Authors of the study say it has "notable implications for health service providers contemplating adopting an EMR."
Implementation started in 1999 when two systems were examined – EpiCare by Epic Systems and the Clinical Information System (CIS) developed by Kaiser Permanente with IBM.
The report says that, after a 12 month delay related to the operating system, the first site started using the CIS in October 2000. In 2002 Kaiser hired a new chief executive who initiated a review of system choice and concluded that EpiCare had matured beyond the CIS. All Kaiser Permanente regions halted implementation of the CIS and began planning for EpiCare.
At that time, the BMJ paper says, a third of the company’s Hawaiian sites had implemented CIS fully and the rest had read only access, some with order entry functionality.
“For many,” say the authors, “the 28 month experience had been, to use a Hawaiian surfing metaphor, truly a ‘wild ride’.”
A clinician quoted in the research said: “What got docs here frustrated was nobody really seemed to listen. And they had to compromise their values and ethics to help the system work. That’s where I saw very amiable, nice quiet, people starting to talk stink behind the scenes.”
The researchers concluded: “Implementation involved several critical components, including perceptions of the system selection, early testing, adaptation of the system to the larger organisation, and adaptation of the organisation to the new electronic environment. Throughout, organisational factors such as leadership, culture, and professional ideals played complex roles, each facilitating and hindering implementation at various points.”

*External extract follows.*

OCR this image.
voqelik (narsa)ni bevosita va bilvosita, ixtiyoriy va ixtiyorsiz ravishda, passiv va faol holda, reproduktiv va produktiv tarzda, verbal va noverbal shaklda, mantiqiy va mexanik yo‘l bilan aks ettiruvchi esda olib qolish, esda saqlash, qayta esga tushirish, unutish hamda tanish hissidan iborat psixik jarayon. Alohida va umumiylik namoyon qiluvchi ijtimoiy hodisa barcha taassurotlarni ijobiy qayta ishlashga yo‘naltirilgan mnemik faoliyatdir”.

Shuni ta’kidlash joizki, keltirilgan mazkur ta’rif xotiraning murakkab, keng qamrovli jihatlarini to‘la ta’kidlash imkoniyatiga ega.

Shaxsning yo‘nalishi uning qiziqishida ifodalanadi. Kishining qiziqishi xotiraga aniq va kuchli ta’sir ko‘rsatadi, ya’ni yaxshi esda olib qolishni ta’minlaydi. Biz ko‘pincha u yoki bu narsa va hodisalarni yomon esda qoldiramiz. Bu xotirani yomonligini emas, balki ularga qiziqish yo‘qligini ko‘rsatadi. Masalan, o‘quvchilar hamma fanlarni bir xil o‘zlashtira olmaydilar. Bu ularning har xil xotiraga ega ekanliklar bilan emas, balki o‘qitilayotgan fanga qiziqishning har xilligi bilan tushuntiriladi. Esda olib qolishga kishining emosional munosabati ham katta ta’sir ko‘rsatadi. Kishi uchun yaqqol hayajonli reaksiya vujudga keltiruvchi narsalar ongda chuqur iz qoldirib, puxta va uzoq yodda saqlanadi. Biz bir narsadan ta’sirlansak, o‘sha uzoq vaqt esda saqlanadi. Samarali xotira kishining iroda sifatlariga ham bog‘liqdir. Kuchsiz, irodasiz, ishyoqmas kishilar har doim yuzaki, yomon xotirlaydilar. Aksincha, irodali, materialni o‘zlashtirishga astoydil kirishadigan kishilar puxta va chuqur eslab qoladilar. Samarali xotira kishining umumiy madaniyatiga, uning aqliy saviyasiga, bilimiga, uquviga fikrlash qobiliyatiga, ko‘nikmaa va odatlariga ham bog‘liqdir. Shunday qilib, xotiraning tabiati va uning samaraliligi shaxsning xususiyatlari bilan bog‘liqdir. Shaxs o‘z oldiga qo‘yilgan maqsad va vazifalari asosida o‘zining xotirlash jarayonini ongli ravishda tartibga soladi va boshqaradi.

In a commentary on the paper, Sheila Teasdale, strategic director of Primis+, the support service for NHS primary care information, praises the bravery of the authors in reporting a failure. She notes the lessons for the National Programme for IT and says the reasons for failure will come as no surprise for those working in health informatics.
She says the paper from Hawaii adds weight to that existing knowledge and says it is important to reinforce its messages.
“There are now encouraging signs of increasing involvement of clinicians proficient in information technology within the National Programme for IT and an increasing level of informed and constructive debate, which is being listened to by NHS Connecting for Health.
“This is a positive and welcome development and one which must be fostered throughout the NHS; we simply cannot afford for this implementation to fail.”